Every investor would love to find the next Mark Leonard.
Imagine it is May 2006 and, to provide liquidity for institutional investors, Constellation Software is going public. You hear about its genius CEO and invest, compounding your investment at more than 30% for the next 20 years. That single decision makes you a fortune.
Because we know how the story ends, we revise history. We look at Mark Leonard today, a legendary, towering CEO, and think, “I would have written that check.”
But let’s be honest: you wouldn't have. Almost no one would have.
Because the Mark Leonard of 2006 looked nothing like the man we know today.
There was no track record, just a former gravedigger and venture capitalist with an unconventional idea to buy dozens of obscure vertical market software companies. Wall Street was skeptical. The consensus view said these were dying businesses and the model would not scale.
Leonard himself was a ghost.

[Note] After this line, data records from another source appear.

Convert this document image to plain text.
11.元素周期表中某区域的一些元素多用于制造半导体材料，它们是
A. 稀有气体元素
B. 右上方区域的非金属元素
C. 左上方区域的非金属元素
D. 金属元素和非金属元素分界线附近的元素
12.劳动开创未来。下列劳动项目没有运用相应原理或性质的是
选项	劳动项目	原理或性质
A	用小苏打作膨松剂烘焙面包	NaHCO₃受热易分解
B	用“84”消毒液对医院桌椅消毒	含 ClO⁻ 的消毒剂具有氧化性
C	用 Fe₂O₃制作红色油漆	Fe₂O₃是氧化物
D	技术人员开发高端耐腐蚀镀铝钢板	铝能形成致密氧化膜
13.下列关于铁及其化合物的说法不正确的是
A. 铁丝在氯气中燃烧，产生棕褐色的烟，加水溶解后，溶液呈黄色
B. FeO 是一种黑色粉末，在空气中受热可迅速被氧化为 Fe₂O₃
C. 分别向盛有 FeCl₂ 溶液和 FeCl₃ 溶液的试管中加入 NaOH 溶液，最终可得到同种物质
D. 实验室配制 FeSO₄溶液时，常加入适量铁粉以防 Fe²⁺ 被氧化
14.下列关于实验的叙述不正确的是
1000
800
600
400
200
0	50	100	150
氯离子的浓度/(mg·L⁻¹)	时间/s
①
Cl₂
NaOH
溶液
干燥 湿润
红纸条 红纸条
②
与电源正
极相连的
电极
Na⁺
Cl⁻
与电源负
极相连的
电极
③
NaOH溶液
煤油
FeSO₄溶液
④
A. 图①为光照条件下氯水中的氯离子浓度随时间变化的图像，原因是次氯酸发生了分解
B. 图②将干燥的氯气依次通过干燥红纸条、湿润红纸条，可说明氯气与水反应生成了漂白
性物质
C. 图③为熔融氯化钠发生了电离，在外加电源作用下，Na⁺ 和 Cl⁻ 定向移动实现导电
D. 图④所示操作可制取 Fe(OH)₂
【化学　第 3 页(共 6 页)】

There were few articles written about him. He didn’t give guidance or host earnings calls. The annual meeting was a small, formal affair. Few investors knew what he looked like; Google searches came up empty. Constellation’s website was terrible.
To many investors, not participating in these rituals was suspicious. It was easy to come to the conclusion that Leonard was hiding something.
But Leonard liked it this way. He was confident and understood companies get the shareholders they deserve. Without being promotional, he provided enough information so that investors could make up their own minds about Constellation’s stock.
The irony is that when searching for the 'next' Mark Leonard, we look for what he looks like today, not what he looked like then.
We search for billionaires with impeccable track records and clean reputations. We like it when they grace magazine covers. We seek validation from others on Twitter - it will always be Twitter to me - and at cocktail parties.
But we should be looking for what they looked like then: eccentric but rational, and ignored by the masses.
It is hard to overstate how uncomfortable this is. It means looking foolish for years before you are proven right. And that is exactly why so few people ever find them.